Revisions. As we find experts to guide us within those disciplines where pi has a fundamental role, undoubtedly sections of the article will be substantially re-written and expanded. Our goal has been to find the most logical path by which all of space and time becomes tiled and tessellated. Perhaps there is a new science of the extremely small and the interstitial that will begin to emerge. These just might be foundations of foundations, the hypostatic, the exquisitely small, the ideal.6 We plan to use all the research from Kepler to today, particularly the current ccp (hcp and fcp) research from within our universities, in hopes that we truly begin to understand the evolution of the most-simple structures.
The little known 7.356103 degree gap is our fourth most important number, the possible basis for diversity, creativity, openness, indeterminism, uniqueness and chaos.7 That Aristotle had it wrong gives the number some initial notoriety; however, it is easily observed with five regular tetrahedrons which would have eight vertices.
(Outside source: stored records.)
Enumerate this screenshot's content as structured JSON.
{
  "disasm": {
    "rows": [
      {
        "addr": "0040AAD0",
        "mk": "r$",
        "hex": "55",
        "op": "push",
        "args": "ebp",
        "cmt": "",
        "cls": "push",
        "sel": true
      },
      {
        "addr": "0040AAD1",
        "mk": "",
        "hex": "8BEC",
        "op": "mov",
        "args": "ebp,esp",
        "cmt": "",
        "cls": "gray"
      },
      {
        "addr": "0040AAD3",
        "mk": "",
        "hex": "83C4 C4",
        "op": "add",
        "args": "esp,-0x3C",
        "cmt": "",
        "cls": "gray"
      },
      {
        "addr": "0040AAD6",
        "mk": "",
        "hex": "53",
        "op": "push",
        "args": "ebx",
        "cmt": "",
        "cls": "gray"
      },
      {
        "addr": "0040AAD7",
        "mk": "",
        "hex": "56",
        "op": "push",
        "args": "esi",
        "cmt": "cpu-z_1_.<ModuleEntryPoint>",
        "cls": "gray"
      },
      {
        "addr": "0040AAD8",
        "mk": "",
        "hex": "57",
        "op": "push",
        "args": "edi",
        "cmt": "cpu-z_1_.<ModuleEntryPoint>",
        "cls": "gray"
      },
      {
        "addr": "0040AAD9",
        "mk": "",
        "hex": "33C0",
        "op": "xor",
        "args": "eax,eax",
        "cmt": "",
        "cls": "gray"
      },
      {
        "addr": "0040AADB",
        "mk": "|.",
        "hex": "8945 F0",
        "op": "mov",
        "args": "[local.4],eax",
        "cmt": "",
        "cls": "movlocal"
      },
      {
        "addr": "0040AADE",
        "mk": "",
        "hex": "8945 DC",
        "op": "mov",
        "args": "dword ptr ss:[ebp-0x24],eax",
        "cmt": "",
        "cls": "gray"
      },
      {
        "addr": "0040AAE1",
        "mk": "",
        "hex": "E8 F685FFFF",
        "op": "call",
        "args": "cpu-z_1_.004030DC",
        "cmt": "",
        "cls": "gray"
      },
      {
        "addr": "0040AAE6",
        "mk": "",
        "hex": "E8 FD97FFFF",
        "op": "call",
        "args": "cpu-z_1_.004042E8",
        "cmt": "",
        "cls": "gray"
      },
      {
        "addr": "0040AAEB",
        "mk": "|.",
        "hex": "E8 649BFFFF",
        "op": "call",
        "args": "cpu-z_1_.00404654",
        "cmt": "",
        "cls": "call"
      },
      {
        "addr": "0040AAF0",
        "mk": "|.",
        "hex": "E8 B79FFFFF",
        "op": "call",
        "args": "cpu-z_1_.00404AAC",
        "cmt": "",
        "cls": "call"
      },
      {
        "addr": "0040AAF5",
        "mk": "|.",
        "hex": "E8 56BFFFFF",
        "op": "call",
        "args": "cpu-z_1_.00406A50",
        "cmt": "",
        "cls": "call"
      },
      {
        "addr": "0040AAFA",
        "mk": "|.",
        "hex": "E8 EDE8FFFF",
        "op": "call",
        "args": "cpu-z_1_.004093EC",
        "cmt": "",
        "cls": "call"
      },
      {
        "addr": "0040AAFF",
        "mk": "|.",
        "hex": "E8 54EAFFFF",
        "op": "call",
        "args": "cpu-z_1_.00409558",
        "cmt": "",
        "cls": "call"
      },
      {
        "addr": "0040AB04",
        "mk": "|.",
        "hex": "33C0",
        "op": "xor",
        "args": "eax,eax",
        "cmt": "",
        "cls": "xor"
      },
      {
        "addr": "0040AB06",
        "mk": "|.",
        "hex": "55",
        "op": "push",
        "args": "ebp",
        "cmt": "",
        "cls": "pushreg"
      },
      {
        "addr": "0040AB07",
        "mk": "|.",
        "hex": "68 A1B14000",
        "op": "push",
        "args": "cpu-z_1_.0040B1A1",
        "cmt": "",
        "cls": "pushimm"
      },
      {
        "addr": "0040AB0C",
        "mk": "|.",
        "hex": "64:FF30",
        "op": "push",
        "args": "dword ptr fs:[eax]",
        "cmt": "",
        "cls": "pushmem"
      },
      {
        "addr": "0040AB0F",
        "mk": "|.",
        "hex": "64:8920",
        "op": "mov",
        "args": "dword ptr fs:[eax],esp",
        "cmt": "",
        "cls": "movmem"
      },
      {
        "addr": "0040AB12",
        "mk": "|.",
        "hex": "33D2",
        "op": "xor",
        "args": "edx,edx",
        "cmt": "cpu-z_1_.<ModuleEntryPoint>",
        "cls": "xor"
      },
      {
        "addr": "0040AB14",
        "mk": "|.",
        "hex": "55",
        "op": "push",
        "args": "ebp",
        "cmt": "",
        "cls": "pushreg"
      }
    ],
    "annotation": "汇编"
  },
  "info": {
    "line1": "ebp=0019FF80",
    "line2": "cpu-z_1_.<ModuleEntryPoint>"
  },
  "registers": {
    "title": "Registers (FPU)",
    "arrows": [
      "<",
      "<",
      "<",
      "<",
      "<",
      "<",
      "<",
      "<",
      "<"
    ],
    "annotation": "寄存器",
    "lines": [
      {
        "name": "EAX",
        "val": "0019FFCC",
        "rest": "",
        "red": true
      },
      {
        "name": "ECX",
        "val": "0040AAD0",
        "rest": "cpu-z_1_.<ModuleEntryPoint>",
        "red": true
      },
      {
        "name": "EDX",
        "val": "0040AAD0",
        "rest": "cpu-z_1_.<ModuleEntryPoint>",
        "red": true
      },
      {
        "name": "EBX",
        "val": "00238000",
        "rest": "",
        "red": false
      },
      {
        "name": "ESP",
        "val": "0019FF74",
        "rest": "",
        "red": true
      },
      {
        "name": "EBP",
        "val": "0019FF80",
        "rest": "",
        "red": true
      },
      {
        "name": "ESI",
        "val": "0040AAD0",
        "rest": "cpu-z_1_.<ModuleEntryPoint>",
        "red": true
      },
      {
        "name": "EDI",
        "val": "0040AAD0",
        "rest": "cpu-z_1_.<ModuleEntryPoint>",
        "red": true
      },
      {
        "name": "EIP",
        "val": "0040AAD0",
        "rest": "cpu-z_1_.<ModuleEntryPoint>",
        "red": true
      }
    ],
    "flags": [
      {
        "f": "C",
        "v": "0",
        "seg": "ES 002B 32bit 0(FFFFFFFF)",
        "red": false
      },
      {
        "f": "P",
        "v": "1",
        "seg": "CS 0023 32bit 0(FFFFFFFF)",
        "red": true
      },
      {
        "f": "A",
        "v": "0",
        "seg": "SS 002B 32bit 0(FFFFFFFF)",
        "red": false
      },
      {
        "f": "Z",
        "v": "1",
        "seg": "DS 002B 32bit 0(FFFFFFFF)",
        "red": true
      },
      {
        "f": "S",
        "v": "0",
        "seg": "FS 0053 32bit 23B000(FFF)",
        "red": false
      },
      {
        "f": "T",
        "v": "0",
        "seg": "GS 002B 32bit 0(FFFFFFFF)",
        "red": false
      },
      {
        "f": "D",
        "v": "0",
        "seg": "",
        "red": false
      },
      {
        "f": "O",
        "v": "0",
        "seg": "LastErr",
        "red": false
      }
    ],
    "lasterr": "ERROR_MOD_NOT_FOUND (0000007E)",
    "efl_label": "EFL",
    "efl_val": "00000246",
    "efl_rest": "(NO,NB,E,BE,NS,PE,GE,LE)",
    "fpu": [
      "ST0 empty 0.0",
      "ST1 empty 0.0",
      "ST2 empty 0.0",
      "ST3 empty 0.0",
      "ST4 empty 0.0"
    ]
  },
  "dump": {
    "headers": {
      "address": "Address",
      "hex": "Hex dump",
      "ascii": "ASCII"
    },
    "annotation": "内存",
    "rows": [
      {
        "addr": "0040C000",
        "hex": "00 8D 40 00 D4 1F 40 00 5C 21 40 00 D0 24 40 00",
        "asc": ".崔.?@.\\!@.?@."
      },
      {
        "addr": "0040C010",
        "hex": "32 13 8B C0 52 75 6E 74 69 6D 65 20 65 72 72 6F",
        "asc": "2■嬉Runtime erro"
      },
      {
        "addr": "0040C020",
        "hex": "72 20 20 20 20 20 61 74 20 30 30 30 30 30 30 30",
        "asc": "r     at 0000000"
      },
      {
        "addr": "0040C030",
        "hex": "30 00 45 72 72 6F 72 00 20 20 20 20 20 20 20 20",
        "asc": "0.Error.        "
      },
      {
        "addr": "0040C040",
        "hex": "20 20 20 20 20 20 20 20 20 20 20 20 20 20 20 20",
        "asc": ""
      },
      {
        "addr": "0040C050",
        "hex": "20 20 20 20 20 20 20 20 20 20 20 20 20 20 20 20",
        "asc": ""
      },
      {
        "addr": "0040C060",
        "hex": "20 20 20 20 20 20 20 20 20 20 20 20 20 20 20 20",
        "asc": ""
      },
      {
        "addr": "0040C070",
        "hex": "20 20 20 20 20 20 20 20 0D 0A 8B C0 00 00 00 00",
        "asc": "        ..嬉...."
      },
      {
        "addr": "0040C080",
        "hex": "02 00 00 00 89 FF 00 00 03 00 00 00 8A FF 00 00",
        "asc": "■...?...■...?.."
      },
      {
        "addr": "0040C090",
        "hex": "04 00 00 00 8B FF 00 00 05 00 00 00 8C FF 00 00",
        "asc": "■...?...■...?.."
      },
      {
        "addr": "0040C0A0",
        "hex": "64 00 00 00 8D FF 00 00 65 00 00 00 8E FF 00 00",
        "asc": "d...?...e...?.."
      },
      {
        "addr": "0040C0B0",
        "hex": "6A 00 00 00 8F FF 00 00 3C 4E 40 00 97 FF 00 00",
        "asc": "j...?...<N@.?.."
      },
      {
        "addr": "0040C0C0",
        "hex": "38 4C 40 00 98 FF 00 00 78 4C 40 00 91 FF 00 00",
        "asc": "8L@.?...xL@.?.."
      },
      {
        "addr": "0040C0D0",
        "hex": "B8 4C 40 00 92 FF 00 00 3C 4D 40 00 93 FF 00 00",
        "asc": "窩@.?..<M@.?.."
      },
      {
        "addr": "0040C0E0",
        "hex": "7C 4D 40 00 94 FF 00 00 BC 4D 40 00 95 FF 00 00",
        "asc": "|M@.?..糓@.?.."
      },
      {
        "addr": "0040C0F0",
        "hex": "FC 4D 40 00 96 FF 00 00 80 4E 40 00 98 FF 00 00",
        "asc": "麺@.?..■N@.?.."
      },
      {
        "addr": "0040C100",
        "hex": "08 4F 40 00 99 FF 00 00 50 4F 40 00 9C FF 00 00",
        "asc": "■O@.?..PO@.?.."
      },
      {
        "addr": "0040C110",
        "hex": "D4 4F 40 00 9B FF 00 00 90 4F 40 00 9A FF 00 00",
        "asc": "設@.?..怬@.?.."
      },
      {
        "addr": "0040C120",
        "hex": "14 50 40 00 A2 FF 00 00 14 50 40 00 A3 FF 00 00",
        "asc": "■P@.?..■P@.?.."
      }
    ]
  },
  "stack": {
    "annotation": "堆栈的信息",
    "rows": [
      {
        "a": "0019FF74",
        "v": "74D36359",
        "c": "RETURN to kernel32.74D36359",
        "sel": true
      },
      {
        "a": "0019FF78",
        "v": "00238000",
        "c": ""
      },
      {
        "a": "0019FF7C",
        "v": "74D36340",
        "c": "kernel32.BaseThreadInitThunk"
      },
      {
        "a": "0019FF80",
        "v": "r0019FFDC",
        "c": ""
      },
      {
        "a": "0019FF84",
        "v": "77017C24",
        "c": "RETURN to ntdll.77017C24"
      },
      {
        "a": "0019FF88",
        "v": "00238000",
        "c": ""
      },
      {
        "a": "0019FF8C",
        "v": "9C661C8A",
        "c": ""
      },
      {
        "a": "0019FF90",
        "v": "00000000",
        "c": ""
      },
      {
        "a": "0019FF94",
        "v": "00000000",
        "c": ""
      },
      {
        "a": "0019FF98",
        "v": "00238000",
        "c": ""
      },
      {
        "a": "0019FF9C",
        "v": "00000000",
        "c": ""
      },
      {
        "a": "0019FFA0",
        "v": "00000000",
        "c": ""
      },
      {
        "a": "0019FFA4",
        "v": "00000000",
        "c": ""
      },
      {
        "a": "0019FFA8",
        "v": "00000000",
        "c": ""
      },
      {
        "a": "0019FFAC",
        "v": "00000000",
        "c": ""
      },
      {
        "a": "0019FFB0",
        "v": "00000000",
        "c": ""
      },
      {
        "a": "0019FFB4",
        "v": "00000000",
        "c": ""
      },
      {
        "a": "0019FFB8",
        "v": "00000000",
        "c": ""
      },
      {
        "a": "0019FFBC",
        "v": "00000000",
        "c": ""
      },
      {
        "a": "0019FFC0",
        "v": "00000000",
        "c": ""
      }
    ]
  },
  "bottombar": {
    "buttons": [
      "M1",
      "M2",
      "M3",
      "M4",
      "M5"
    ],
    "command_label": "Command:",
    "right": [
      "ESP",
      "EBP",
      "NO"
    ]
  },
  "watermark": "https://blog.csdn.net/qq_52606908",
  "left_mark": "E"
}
It appears to be transcendental, non-repeating, and never ending. Where the tetrahedron with four vertices and the octahedron with six have been been whole, ordered, rational, and perfect, tessellating and tiling the entire universe, the potential for the indeterminate which has the potential to become the chaotic resides somewhere deep within the system. We believe that place just may be right here.
Within this infinitesimal space may well be the potential for creativity, free will, the unpredictable, and the chaotic. Here may well be the basis for broken symmetries. Of course, for many readers, this will be quite a stretch. That’s okay. For more, we’ll study chaotic maps and the classification of discontinuities.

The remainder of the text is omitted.